NONE OF THIS IS MAGIC and none of it is easy.  Listening is the skill.  It is dignity in practice.  It is also kindness.  It is being willing to learn something that changes our story of another (especially when we immediately fear or hate that person, those people).  Real listening is the antithesis of violence.

And, yes, violence may too easily be deadly.

I can’t know for sure, but the likelihood is high that Nohemi was on the receiving end of bias and other social cruelty because of her race, because of her social class, because of her gender, because of her language, because her parents had immigrated from Mexico before her birth, and because of attributions made to her that only she could know and re-tell. Nohemi’s parents, her beloved, Tim Mraz listened to her.  So did her friends, many of her instructors. But because of cruelly entrenched refusal to listen on the part of ISIS fundamentalists, she is dead.

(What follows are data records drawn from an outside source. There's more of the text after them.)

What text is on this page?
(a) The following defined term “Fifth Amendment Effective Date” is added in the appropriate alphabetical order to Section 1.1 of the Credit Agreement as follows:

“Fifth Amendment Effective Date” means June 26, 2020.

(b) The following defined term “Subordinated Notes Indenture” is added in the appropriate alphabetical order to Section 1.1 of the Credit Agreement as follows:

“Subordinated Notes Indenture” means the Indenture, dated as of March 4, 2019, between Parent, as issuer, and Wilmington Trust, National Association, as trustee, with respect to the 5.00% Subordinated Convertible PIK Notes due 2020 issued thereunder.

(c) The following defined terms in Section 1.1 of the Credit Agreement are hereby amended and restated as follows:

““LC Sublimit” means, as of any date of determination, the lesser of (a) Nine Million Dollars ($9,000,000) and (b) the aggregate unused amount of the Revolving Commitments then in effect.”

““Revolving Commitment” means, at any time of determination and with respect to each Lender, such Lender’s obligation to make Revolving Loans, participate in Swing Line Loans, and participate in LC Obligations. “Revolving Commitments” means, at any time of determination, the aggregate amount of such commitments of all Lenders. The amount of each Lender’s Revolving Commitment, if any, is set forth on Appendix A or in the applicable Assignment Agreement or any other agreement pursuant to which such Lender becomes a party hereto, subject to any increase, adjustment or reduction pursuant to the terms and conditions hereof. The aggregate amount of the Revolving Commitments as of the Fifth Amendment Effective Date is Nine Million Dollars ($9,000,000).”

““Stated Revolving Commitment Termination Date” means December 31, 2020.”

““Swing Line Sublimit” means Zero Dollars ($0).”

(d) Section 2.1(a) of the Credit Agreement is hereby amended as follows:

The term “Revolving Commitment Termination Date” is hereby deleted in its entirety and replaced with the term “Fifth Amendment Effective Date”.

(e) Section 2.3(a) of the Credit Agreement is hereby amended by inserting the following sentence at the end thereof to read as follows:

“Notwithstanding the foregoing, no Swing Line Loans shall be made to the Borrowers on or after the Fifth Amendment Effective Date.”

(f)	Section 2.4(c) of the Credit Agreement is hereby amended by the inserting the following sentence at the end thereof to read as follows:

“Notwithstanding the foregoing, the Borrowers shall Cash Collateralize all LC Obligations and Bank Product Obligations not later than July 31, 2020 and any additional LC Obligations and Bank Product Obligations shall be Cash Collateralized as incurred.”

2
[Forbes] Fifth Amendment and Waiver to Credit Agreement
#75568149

Yesterday evening I wrote my mentor from graduate school, Jane C. Conoley, the first female president of California State University – Long Beach. I wrote with the most comforting thoughts I could conjure, for the students, for the faculty and staff, for her – a leader I knew from experience would be most kind, most healing – even as her heart, too, was breaking.

She wrote right back:  We are devastated.

Then:  Darkness never overcomes darkness.  Only light!  MLK

In the wake of this wave of unspeakable horror, I trust Jane Conoley. I trust the students at CSU-LB. I trust the presence, the capacity for light in every one of us.  I trust that, as ever, there will be light.  That it will take the form of thoughtful and passionate re-dedication to working for peace.  It will be fueled by our unwillingness to give up.

But for now, there is shock and there is grief.

There is the precious need to lean into each other a bit. To quiet and to listen there.